病院へ行こう(パート2) 2002/8/31

 「アカン、また気胸になってるで」

 定期検査のつもりで行った外来病棟で、医者にそう宣告された。「こんな早よ再発するようやったら、覚悟決めて手術した方がええですわ」と追い打ちをかけられる。

 前回と違って本人にあまり自覚症状はない。今日は午前中だけ休みもらって通院した後、昼から出勤するつもりだったのだ。「まっずいなあ」。ミスチルの櫻井と同じセリフが脳裏をよぎる。実は締め切りに迫られている仕事を抱えているのだ。いや正直言うと、明日から岸和田でS級シリーズなのにってのもあったのだが・・。

 

 いったん自宅へ着替えを取りに戻った後、ふたたび病院へ向かう。今度は入院病棟へ連れて行かれる。前回の入院から2ヶ月弱。看護師さん達の中には、わたしを覚えていてくれた人もいた。「あら、もう帰ってきたの。前回はいつ頃やったっけ?」 危うく「松阪ふるダビやってた頃」と言いそうになったのを「ワールドカップやってた頃」と返事した。

 前回と同じく、今回も胸にチューブをつながれるらしい(ちなみに胸腔ドレナージというんだそうな)。前回、わたしを担当した"コロッケ"監督の元、その後輩とおぼしき医師が処置してくれたのだが、後輩の作業の一つ一つにコロッケの指示が出る。この後輩、この処置をやるのは今日が初めてなんじゃ?・・ そりゃ、まあ誰だって最初は「初めて」だけどさあ・・。

 2回目だから経験があるといっても痛いもんは痛い。前回と違って病気そのものにほとんど自覚症状はないので比較的元気に過ごせるのだが、入れられたチューブが痛いのだ。病気そのものより治療の方が痛いってのは納得いかない気分。

 

 今回は手術と決まったので、それに向けてのオリエンテーションを受ける。手術の内容が、肺に空いた穴をふさぐのではなく、穴が空くような弱い部分を切り取ってしまうものであること。大半は内視鏡で出来る手術だが、内視鏡で手に負えないようなら開胸手術に移行すること。手術を受けたときのリスク、受けなかったときのリスクの説明を受ける。リスクを確率で説明されるとヒジョーに理解が早いのは、バクチ好きのせいやろか?

 しかし今時の病院って、患者にいっぱいサインさせるのよねえ。手術や輸血の同意書やら、治療内容の説明を受けた証明書やら、摘出した臓器の研究機関への使用承諾書やら・・。インフォームド・コンセントとか、患者が治療方法を選択するとかが大事かも知らんけど、「よきに計らってくれ」って選択肢はもう無くなったんかねえ・・。

 

 さて、手術当日は朝から絶飲食。胃袋にモノが入ってると、全身麻酔したときに食道を逆流して気管に詰まる恐れがあるんだと。1日3食ぜ〜んぶ点滴。水もダメってのはチトつらい。朝からサッサと始めてもらえれば良かったのだが、当日は2人目ということで昼過ぎまで順番を待たされる。
 予定より1時間ほど遅れて手術室へ。といっても、まだ手術の前室。ここで病衣を脱がされてタオルケット1枚にされる。パンツも脱がされているので落ち着かない。前室から手術室までの廊下がやたらと長くて緊張させられる。酸素マスクをあてがわれて白く霧状の気体を嗅がされる。全身麻酔。1,2度むせて咳き込んだが、そこから先は記憶が途切れる。

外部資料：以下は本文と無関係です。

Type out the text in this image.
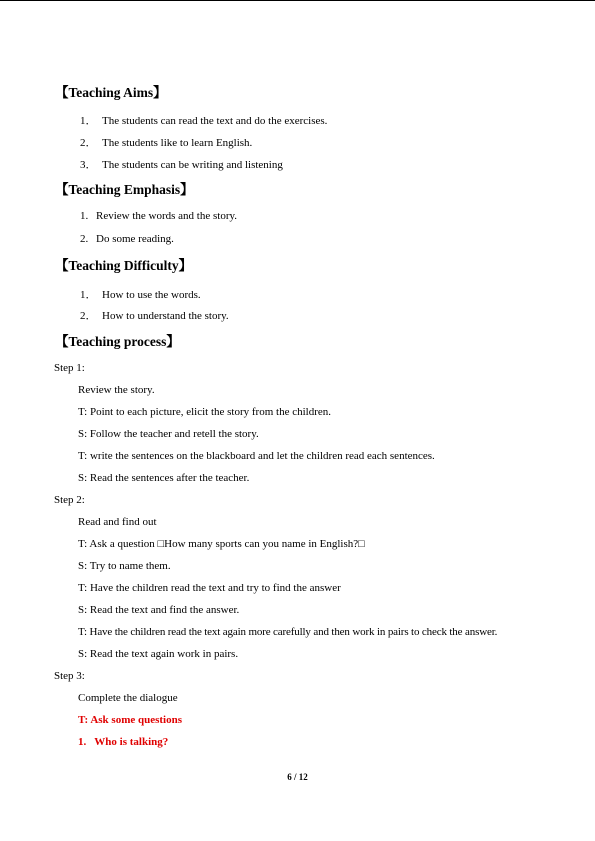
【Teaching Aims】
1． The students can read the text and do the exercises.
2． The students like to learn English.
3． The students can be writing and listening
【Teaching Emphasis】
1. Review the words and the story.
2. Do some reading.
【Teaching Difficulty】
1． How to use the words.
2． How to understand the story.
【Teaching process】
Step 1:
Review the story.
T: Point to each picture, elicit the story from the children.
S: Follow the teacher and retell the story.
T: write the sentences on the blackboard and let the children read each sentences.
S: Read the sentences after the teacher.
Step 2:
Read and find out
T: Ask a question □How many sports can you name in English?□
S: Try to name them.
T: Have the children read the text and try to find the answer
S: Read the text and find the answer.
T: Have the children read the text again more carefully and then work in pairs to check the answer.
S: Read the text again work in pairs.
Step 3:
Complete the dialogue
T: Ask some questions
1.   Who is talking?
6 / 12
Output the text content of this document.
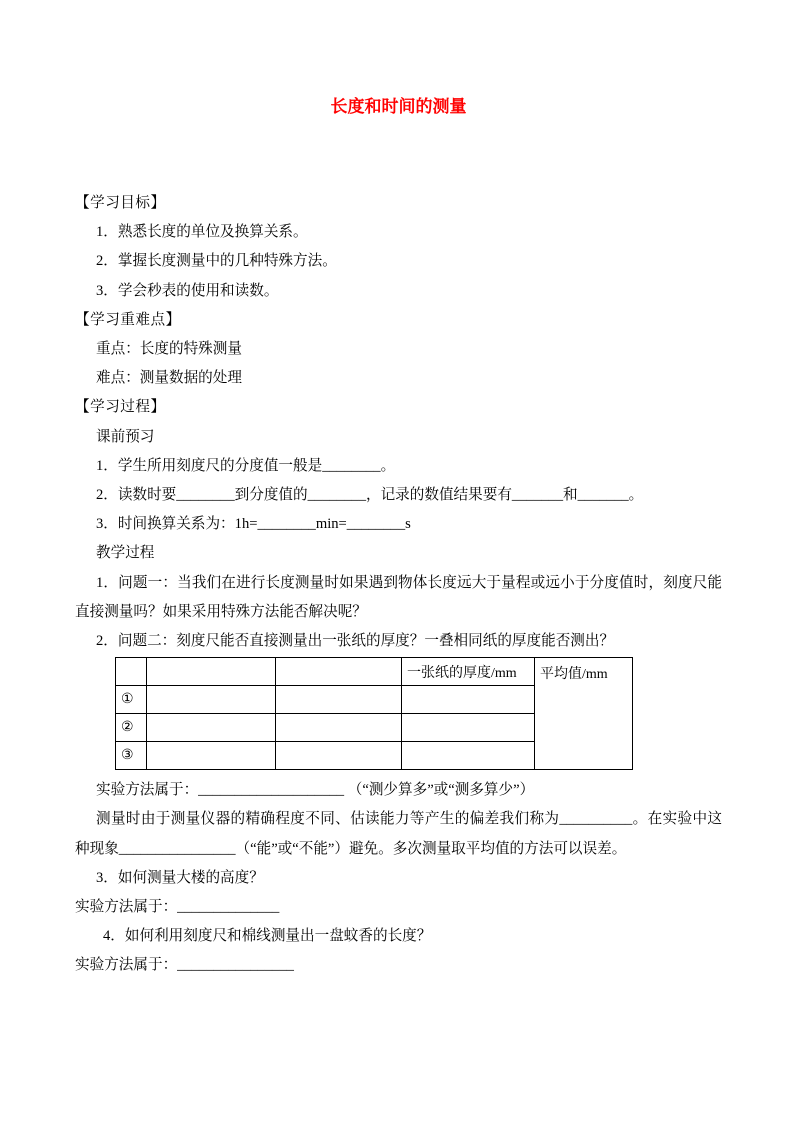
长度和时间的测量

【学习目标】

1．熟悉长度的单位及换算关系。

2．掌握长度测量中的几种特殊方法。

3．学会秒表的使用和读数。

【学习重难点】

重点：长度的特殊测量

难点：测量数据的处理

【学习过程】

课前预习

1．学生所用刻度尺的分度值一般是________。

2．读数时要________到分度值的________，记录的数值结果要有_______和_______。

3．时间换算关系为：1h=________min=________s

教学过程

1．问题一：当我们在进行长度测量时如果遇到物体长度远大于量程或远小于分度值时，刻度尺能直接测量吗？如果采用特殊方法能否解决呢？

2．问题二：刻度尺能否直接测量出一张纸的厚度？一叠相同纸的厚度能否测出？

			一张纸的厚度/mm	平均值/mm
①				
②				
③				

实验方法属于：____________________ （“测少算多”或“测多算少”）

测量时由于测量仪器的精确程度不同、估读能力等产生的偏差我们称为__________。在实验中这种现象________________（“能”或“不能”）避免。多次测量取平均值的方法可以误差。

3．如何测量大楼的高度？

实验方法属于：______________

4．如何利用刻度尺和棉线测量出一盘蚊香的长度？

实验方法属于：________________
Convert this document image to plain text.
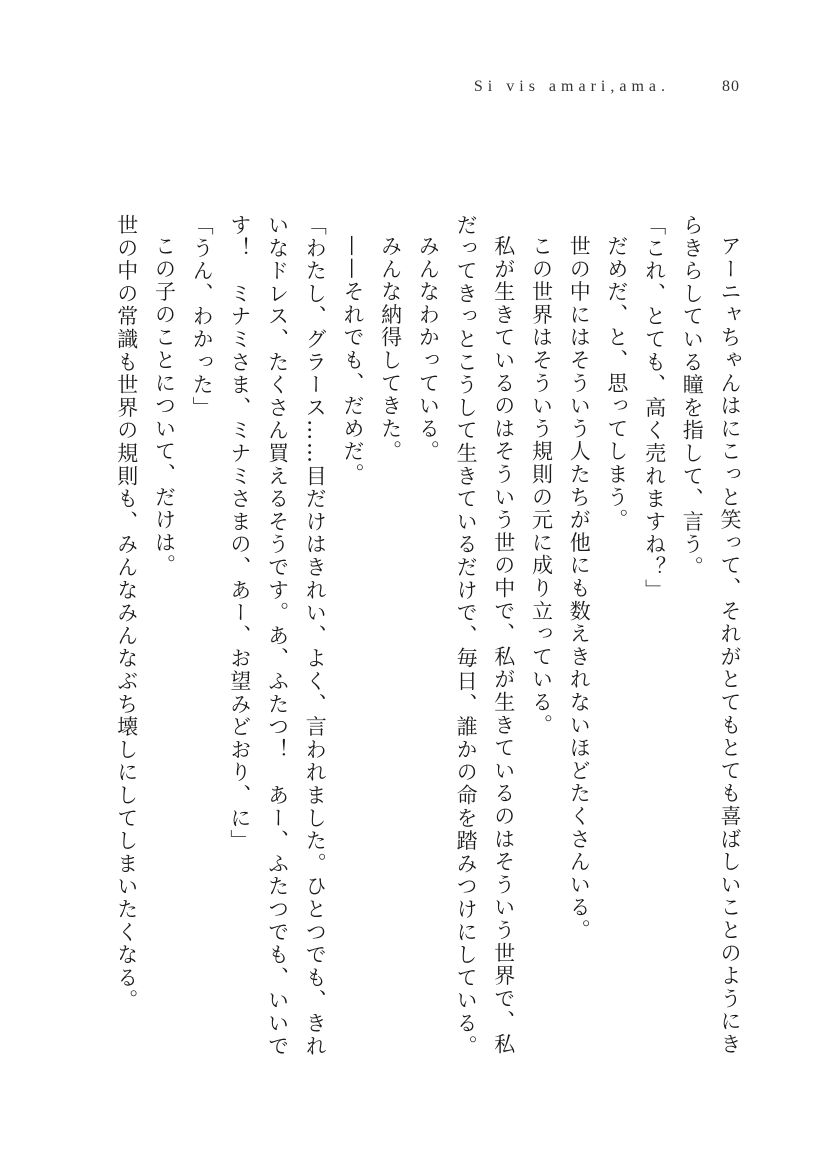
Si vis amari,ama.	80

アーニャちゃんはにこっと笑って、それがとてもとても喜ばしいことのようにきらきらしている瞳を指して、言う。

「これ、とても、高く売れますね？」

だめだ、と、思ってしまう。

世の中にはそういう人たちが他にも数えきれないほどたくさんいる。

この世界はそういう規則の元に成り立っている。

私が生きているのはそういう世の中で、私が生きているのはそういう世界で、私だってきっとこうして生きているだけで、毎日、誰かの命を踏みつけにしている。

みんなわかっている。

みんな納得してきた。

——それでも、だめだ。

「わたし、グラース……目だけはきれい、よく、言われました。ひとつでも、きれいなドレス、たくさん買えるそうです。あ、ふたつ！　あー、ふたつでも、いいです！　ミナミさま、ミナミさまの、あー、お望みどおり、に」

「うん、わかった」

この子のことについて、だけは。

世の中の常識も世界の規則も、みんなみんなぶち壊しにしてしまいたくなる。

 手術室から出てくるところなど、断片的に覚えている部分があるのだが、いつの間にやら病室に戻っていたという感じ。時計を見ると夕方5時半。手術が始まったのが1時だから、その間の記憶がない状態。顔には酸素マスク、腕には点滴、そして下半身には尿を排出する管がつながっている。大量に点滴を受けているせいか、尿はほとんど垂れ流しの状態らしい。
 麻酔が切れると当然痛い。手術の痕はそれほどでもないのだが、その手術痕を覆うガーゼとテープに締め付けられるのが痛む。もっと痛いのが咳がでたとき。のどの奥に痰が絡むので咳で出したいのだが、咳をすると激痛が走る。
 看護師さんに手術の概要をきかせてもらった。結局、内視鏡ではうまくいかず開胸手術になったらしい。右の脇の下から脇腹にかけてを20センチほど切られている。内視鏡より少なくとも1週間は社会復帰が遅れるらしい。

 下半身につながれていた尿の管は、手術の翌日ハズされた。処置してくれるのは看護師さん、もちろん女性。かなり恥ずかしい。ここで勃起でもしたらもっと恥ずかしいところだが、幸か不幸かこの時点ではそんな体力は無かった。

 手術の翌日といえば、ちょうどふるさとダービー弥彦の初日。スポーツ紙を差し入れてもらう。村上の番手が小橋? 何じゃそりゃ? だが、ちゃんと予想が出来ない。あまり物事を考えられなくなってるのだ。こりゃイカン、おとなしくしよ。

 それ以降は、ひたすら抗生物質を入れられる日々。微熱は続くが、胸につながれたチューブは術後2日目でハズされたので比較的自由に動けるようになった。だが、厄介なのはベッドから起きあがる時とベッドに横になるときが痛くて、自力で寝起きが出来ないのだ。パラマウントベッドのありがたみが初めて分かる。確かにこれは便利だわ。点滴とレントゲン以外は用事がないのでヒマだが、うかつにTV見て、お笑い番組で笑ってしまうと手術痕がメチャクチャ痛い。

 

 結局、手術痕の抜糸して退院となった時には手術から1週間以上経っていた。胸腔ドレナージ痕にはまだ糸が入っているんだけどね。半月ぶりに外へ出た。岸和田の街はすっかりだんじりモードに入っていた。

 

 ・・・パート3は、もう書きたく無いなあ。